Thompson implied at Stamford that Republicans, along with Democrats, are responsible for making Americans cynical. While so far not spelling this out publicly, he deplores ethical abuses, profligate spending and incompetent management of the Iraq war. He becomes incandescent when considering abysmal CIA and Justice Department performance under the Bush administration. He is enraged by Justice’s actions in decisions leading to Scooter Libby’s prison sentence.
In his Senate voting record and his public utterances, Thompson is more conservative than Giuliani, McCain or Romney. He takes a hard line on the war against terror (referring in Connecticut to the danger of “suicidal maniacs” crossing open borders) and worries about immigration policy creating a permanent American underclass. His one deviation from the conservative line has been support for the McCain-Feingold campaign reform, much of which he now considers overtaken by current fundraising practices and perhaps irrelevant.

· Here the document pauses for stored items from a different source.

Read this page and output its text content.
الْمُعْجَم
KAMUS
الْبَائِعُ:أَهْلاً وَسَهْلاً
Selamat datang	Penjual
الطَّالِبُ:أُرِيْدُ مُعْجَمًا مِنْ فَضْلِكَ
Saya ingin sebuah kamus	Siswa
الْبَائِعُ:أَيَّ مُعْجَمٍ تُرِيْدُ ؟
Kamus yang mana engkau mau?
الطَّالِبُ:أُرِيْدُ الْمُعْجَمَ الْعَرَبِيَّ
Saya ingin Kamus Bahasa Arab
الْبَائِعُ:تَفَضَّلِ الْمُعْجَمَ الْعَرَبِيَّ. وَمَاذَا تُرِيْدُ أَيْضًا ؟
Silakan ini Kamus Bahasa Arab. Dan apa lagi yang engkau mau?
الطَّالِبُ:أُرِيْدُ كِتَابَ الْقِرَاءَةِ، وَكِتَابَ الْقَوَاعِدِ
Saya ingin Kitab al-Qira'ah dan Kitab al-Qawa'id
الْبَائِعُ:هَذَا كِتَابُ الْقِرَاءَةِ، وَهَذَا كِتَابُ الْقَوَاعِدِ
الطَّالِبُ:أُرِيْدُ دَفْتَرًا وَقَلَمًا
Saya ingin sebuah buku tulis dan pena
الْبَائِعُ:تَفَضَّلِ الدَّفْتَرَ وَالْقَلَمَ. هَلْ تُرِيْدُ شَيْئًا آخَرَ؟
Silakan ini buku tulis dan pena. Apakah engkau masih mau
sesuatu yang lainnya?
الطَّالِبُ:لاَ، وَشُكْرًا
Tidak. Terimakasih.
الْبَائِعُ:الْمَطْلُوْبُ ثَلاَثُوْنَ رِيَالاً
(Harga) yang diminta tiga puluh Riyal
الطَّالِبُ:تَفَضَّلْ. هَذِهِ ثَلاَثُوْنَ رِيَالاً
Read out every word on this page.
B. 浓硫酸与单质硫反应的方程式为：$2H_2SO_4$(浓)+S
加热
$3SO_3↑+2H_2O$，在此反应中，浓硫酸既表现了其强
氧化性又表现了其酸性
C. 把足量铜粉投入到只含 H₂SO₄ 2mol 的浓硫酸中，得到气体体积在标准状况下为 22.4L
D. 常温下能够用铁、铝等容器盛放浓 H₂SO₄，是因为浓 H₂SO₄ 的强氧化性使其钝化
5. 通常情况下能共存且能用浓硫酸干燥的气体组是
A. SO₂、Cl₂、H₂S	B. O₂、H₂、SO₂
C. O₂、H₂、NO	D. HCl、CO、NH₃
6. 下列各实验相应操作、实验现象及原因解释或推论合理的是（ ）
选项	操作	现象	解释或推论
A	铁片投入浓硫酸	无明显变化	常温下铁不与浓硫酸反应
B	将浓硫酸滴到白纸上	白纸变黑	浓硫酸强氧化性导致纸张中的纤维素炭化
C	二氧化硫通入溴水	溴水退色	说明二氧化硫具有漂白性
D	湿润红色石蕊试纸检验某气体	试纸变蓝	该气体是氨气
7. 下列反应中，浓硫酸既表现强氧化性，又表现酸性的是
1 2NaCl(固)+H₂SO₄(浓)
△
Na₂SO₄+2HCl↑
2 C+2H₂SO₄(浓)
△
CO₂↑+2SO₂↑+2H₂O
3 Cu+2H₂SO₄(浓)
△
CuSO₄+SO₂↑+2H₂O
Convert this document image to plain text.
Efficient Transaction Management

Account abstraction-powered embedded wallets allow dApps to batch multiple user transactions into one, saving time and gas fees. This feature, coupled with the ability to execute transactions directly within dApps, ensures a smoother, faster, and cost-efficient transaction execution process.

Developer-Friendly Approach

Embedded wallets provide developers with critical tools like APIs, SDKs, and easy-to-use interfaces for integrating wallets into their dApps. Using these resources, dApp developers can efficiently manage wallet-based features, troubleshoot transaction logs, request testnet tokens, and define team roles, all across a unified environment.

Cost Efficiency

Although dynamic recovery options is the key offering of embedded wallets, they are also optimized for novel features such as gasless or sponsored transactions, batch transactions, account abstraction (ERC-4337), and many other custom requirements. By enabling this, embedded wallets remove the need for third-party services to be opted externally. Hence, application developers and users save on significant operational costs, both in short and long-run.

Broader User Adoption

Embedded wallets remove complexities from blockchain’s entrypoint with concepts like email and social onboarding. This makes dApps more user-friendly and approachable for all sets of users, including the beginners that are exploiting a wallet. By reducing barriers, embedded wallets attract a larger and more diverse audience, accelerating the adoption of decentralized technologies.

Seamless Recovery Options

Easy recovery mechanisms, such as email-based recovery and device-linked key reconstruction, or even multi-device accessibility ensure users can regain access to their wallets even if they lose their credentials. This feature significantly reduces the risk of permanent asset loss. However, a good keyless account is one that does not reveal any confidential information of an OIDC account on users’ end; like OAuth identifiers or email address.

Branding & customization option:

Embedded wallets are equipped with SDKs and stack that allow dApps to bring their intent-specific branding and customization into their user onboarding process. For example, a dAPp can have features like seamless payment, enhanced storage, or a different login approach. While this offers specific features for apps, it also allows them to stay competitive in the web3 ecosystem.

Did you read this post of mine and the links?
http://www.anglobaptist.org/blog/archives/2007/05/wilmette_in_the.html
I read the article and I really don’t see much substance to it, especially if we wish to discuss something as wacky as “issues” which if we did then we’d see Fred did/does a great deal more than play a conservative on TV. Of all GOP candidates he has the best record.
As far as the one quote which the author thought fit to note as sinking Fred’s ship…well the author is flat wrong.
Fact is, Islamic Law WAS practiced in Saddam’s Iraq, except that it was practiced at HIS whim. Sure the Iraqi government documents “guarenteed” rights to woman (as it did free elections), similar I suppose to the Soviet governing documents guarteed freedom of press…uh-huh, sure. And I suppose we need not mention the Law of Saddam that trumpted even Islamic Law and Iraqi Constitutional Law?
You can find Iraqi women who will tell you things were better under Saddam and you can find Iraqi women who will tell you things were worse under Saddam. BUT, ALL Iraqi women must tell you that they now are under a government that will work to maintain their rights (regardless of how poorly they are managing) and despite the horros being inflicted upon them to deny it. A real democracy is trying there, and if it succeeds (big if) then we will have a government that will truly be respectful of human rights: a rarity in the Middle East.
Thomspon’s point though, as near as I can tell, is spot on: human rights abuses in Iraq and indeed in the greater Middle East are largely ignored until somehow the west may be blamed for them - however indirectly.
Fred’s got my vote…and some of my money too.
Tripp:
I’ve read the opinion piece you link. I have to agree with James’ assessment. There’s nothing of substance here. As James’ has noted, the pre-liberation persecution of Iraqi women is a well-documented fact. That such persecution has continued post-beginning of the Iraq war is not the sort of causal relationship the author envisions.
So, what’s left? A gaff about the “battle” of Valley Forge. The Scooter Libby trial.
Um, I’m sorry. What were the editorialist’s complaints again?
Don’t get me wrong, I fully expect some significant weakness or another of Fred to come out. And certainly a bunch of allegations about some such or another thing that probably didn’t happen but could be spun a certain way. And maybe, just maybe, Fred is, as they say in Texas, all hat.
But I seem to recall another Hollywood actor who helped to bring down a wall and precipitate the end of a truly inhuman government that killed millions more Christians than all centuries combined.
I’ll wait and see about Fred. And this editorialist hasn’t a clue.